Hacker News new | ask | show | jobs
by seaman1921 1518 days ago
Thank you for taking the time to explain your modelling. Unfortunately I will need to read more on this topic, because I do not understand the intuition behind the priors "uniform prior of alpha_prior = 1, and beta_prior = 1".

The way I would generally approach such a problem is by running monte carlo simulations. Assuming the true rate of nurses quitting is X, what is the chance that a random sample of 200 nurses has the expectation of quitting >= 90%. To get the lower bound of the confidence interval, I will run this simulation for several values of X, starting at say X=60%, increasing until I get >95% chance that a random sample of 200 nurses has E(quitting) > 90%. Do you think this approach makes sense ?

1 comments

Simulations are fantastic, and often necessary for tricky statistics problems, however what you are describing is reinventing so much of the wheel using simulation that you are going to be spending multiple orders of magnitude extra computation to get an approximately correct solution. You also do have some conceptual errors in your plan.

For example

> Assuming the true rate of nurses quitting is X, what is the chance that a random sample of 200 nurses has the expectation of quitting >= 90%.
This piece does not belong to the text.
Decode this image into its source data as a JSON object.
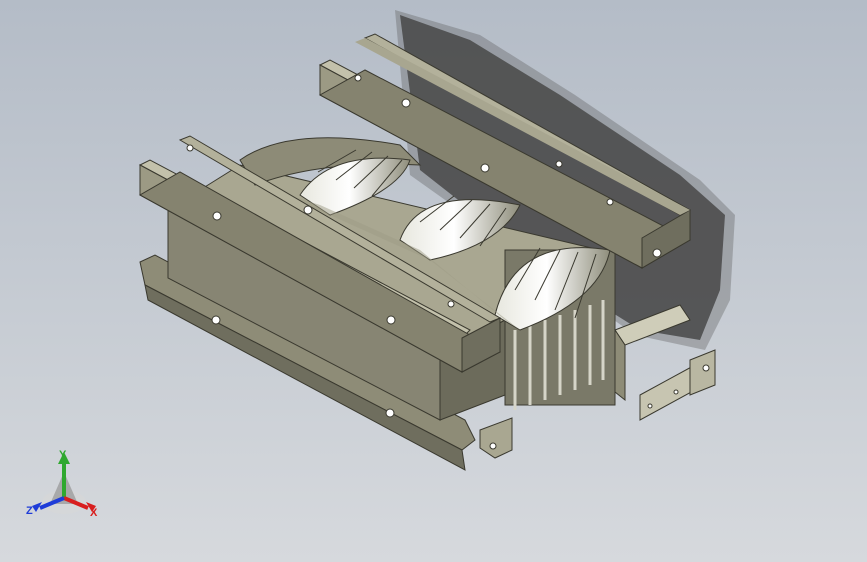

You have just described the Binomial distribution [0], which is probably the most elementary distribution you learn about when studying probability and statistics (even the Bernoulli is just a special case of it). There's no need to run simulations to answer this particular question.

There are also some fundamental misunderstandings with your approach:

> increasing until I get >95% chance that a random sample of 200 nurses has E(quitting) > 90%.

The probability of getting > 90% 'yes/quitting' (i.e. more than 180) if the true probability 'yes' is in fact 0.9 is only 0.46. You won't cross your threshold of 95% here until you reach X=0.933

If you wanted to construct the 95% CI from pure simulation, a better approach would be to sample 200 observations from a 0.9 Bernoulli random variable (just sample from a uniform, and check if it's less than 0.9), compute the mean of the samples, and repeat this 10,000 or so times. Then look at the empirical CDF [1] (fairly easy to implement in code) and look at the lower 2.5% and upper 2.5% values and you have your bounds (which will be the same as the ones I posted within some epsilon).

I do recommend, if you're seriously interested in understanding this, picking up a basic probability/stats book and work your way through it.

0. https://en.wikipedia.org/wiki/Binomial_distribution 1. https://en.wikipedia.org/wiki/Empirical_distribution_functio...

Did everyone ignore the word 'considered'.